Dave Matthews, prodigiously talented and prolific, a true minstrel of our times writing soulful, often doleful songs of our everyday experiences. Transcendant, luminescent, playful. His live performances bring together extraordinary musicians with nary a glorious note misplayed or misplaced. And at the center mic, leaving no doubt as to the driving force of the band’s epic noise, is the vibrant, passionate often jubilant and always generous Dave Matthews, a man and artist of grace. I’m more than a little overdue in dedicating a post to him.

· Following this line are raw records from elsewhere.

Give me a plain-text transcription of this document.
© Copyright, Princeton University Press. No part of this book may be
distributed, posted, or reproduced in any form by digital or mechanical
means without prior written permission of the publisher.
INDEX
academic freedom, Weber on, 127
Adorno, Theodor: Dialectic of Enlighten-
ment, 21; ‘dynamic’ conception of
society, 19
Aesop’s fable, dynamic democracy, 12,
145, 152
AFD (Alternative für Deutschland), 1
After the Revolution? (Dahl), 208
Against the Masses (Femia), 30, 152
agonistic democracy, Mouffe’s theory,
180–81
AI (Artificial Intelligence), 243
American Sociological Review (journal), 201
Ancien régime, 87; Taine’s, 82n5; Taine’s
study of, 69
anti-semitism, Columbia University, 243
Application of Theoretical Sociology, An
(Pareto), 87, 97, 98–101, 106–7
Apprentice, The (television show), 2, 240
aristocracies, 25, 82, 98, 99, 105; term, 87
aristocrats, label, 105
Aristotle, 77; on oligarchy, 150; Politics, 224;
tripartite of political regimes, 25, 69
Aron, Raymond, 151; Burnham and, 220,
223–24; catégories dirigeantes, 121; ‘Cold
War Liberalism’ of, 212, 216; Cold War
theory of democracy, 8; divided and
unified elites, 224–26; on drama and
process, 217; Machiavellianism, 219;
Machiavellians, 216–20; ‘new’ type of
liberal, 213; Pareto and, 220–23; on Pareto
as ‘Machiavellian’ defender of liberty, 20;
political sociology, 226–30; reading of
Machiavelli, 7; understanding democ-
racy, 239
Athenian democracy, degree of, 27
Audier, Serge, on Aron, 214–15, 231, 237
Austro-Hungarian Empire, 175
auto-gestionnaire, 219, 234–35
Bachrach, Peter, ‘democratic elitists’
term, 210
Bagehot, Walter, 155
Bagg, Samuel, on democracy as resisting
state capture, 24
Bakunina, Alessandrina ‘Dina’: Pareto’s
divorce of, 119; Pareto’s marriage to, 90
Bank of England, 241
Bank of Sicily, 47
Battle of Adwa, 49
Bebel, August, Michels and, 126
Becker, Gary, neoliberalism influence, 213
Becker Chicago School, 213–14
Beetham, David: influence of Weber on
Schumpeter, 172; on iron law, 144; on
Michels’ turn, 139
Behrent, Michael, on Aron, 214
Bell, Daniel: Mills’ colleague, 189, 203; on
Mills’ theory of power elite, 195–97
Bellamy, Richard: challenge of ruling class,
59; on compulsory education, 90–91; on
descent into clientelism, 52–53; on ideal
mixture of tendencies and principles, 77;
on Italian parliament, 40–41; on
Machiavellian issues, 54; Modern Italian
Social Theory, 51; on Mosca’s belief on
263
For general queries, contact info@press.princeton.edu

Grace is a word that has been coming up in my life lately. It is among my favourite words, useful for aesthetic, spiritual, emotional, personal and even social meanings. When I hear the word, though, or speak, read, think or write it, the sense that nearly always accompanies it is of divinity, the divine. Divine grace, so-to-speak, though it seems the pairing is but a repetition. When we walk through this life with grace and dignity, we do so with bouyancy in our step…bliss courses through us.
Dave Matthews understands grace, and the loss of it. On the surface, this is a song about the debilitating ache of lost love. But that’s a bit of a cover. Apparently he introduced Grace is Gone this way at a live performance…
Dave’s a good ‘ol boy of the bayou country who’s lost his beloved step father. Perhaps he felt for him the kind of love that’s not so easily expressed between men, or by men singing about the heartbreak brought on by the death of a beloved man.
Whether it’s for a woman or a man, we all know this feeling. This loss we’ve all suffered more than once in our lives.
I need them no more
If never again they fall upon the one I so adore
Ohhhh… I’ve felt that. Nothing else matters. I’ve lost it all. A sublime grief. A silent, wracking sob.
You stumble through the days. The floors not level; the walls not plumb: the world off-kilter.
Could you make it strong
Cause I don’t need to think
She broke my heart
My grace is gone
One more drink and I’ll move on
The band recorded this song along with a collection of others. Entitled “The Lillywhite Sessions,” the record was not released, the thinking being the songs were too depressing. Nonetheless, the recording got out and the resulting bootleg became so popular the band re-recorded the songs and released them as the album, Busted Stuff.
There is a difference between ‘depressing’ and beautifully rendered sorrow. We are uplifted by the stories of our travels through grief. It’s how we find our way back to grace.
For now, though, one more drink, please.